Although the systematic application of these non-destructive methods of investigation allow an great increase in our knowledge of the plan of Ostia, the data obtained lack any temporal dimension. Therefore, stratigraphic sondages were undertaken in a second phase of the project starting in 1998 in order to date single structures or to clarify long-term sequences of use (e.g. of streets) by means of the analysis of pottery and other finds. Because of the survey results available the sondages could be placed with extreme precision and carried out with the smallest possible surface area. Thus, the unavoidable destruction caused by archaeological operations could be kept to minimum. Since the sondages are backfilled, there is no obligation for long-term restoration. The sondages' relatively small surface areas keep the quantities of finds, which can easily become enormous at Ostia, within manageable proportions, while providing sufficiently large scale samples for reliable analyses. A new programmed inter-relational data-base allows a quicker documentation and a better access to all types of data (excavation data, photos, drawings, small-finds, ceramics etc.).

So far 37 sondages have been carried out in various parts of the Regions III, IV and V. The main points investigated were the newly discovered Constantinian basilica, the late republican city wall with two previously unknown gates, two large domus and a large villa suburbana in the outskirts of the city, various horrea and other utilitarian buildings of a commercial nature, numerous streets, a large river port basin with navalia and a temple within the mouth of the Tiber.

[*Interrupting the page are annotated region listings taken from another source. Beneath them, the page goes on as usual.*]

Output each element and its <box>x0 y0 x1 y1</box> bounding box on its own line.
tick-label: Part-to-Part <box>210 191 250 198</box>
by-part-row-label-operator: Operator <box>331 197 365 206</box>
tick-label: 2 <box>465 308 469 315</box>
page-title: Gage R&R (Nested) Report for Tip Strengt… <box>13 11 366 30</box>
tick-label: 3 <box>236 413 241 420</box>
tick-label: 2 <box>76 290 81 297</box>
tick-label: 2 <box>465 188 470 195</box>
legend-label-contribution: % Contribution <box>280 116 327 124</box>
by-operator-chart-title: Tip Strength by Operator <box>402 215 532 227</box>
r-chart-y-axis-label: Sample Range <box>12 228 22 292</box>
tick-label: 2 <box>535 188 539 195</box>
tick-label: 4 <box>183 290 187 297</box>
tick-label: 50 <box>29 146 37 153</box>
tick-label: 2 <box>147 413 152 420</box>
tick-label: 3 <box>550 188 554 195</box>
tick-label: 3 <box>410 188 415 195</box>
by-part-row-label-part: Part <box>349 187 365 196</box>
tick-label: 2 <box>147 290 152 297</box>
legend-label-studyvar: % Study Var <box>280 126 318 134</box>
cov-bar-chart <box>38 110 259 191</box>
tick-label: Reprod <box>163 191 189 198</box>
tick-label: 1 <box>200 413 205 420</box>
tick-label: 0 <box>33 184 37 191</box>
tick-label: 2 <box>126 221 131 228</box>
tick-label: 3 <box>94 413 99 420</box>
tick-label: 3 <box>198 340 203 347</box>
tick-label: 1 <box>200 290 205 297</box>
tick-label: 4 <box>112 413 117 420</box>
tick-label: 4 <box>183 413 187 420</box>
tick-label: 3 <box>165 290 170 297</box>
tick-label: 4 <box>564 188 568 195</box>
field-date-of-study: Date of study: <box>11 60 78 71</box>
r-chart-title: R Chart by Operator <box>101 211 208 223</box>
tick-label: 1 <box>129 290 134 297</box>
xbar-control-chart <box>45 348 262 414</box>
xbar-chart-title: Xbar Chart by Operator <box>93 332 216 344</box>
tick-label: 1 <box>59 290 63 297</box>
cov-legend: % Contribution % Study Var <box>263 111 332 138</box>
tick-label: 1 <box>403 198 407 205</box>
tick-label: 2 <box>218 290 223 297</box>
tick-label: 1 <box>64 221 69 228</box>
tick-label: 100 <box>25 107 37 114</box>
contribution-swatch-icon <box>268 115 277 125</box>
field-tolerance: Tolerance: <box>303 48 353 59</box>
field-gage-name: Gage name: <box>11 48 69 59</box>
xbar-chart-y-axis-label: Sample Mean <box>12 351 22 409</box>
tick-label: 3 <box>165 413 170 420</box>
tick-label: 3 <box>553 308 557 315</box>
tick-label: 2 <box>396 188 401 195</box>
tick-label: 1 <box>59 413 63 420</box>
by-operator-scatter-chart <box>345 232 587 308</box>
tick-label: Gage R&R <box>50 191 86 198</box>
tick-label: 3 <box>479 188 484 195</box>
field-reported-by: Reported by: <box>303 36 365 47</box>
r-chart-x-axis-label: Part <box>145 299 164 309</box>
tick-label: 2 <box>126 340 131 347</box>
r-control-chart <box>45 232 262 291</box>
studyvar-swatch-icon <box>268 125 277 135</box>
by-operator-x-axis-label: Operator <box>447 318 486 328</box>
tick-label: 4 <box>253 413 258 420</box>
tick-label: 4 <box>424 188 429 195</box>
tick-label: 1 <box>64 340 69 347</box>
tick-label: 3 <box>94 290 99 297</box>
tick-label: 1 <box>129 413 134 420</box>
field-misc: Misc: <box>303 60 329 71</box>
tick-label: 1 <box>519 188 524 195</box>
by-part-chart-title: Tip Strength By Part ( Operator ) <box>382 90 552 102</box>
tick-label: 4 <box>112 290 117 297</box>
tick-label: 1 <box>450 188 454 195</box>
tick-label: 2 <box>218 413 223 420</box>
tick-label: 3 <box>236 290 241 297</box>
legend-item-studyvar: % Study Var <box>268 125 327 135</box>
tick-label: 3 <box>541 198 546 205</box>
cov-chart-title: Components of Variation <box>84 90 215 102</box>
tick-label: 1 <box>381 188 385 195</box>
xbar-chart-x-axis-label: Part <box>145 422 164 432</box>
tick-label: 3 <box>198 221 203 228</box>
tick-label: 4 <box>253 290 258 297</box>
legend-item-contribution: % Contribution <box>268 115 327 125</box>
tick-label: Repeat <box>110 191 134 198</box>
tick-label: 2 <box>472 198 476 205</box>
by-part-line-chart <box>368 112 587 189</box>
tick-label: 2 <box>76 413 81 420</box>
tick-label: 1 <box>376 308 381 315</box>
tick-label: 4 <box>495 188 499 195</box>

To summarize in a preliminary way, the application of geophysical survey methods over large areas, which has become possible in recent years, has proved to be an ideal complement to traditional aerial photography and opens completely new perspectives for general urbanistic research. With the rapid progress of technology even better results should be possible in the future, with remote sensing from satellites being potentially of particular importance. However, the results of these non-invasive methods are especially effective in answering urbanistic and historical questions when they are coordinated with stratigraphic investigations designed to clarify the temporal dimension. This combined methodological procedure offers an appropriate instrument urbanistic research to gather a great mass of new information with relatively short projects and limited means.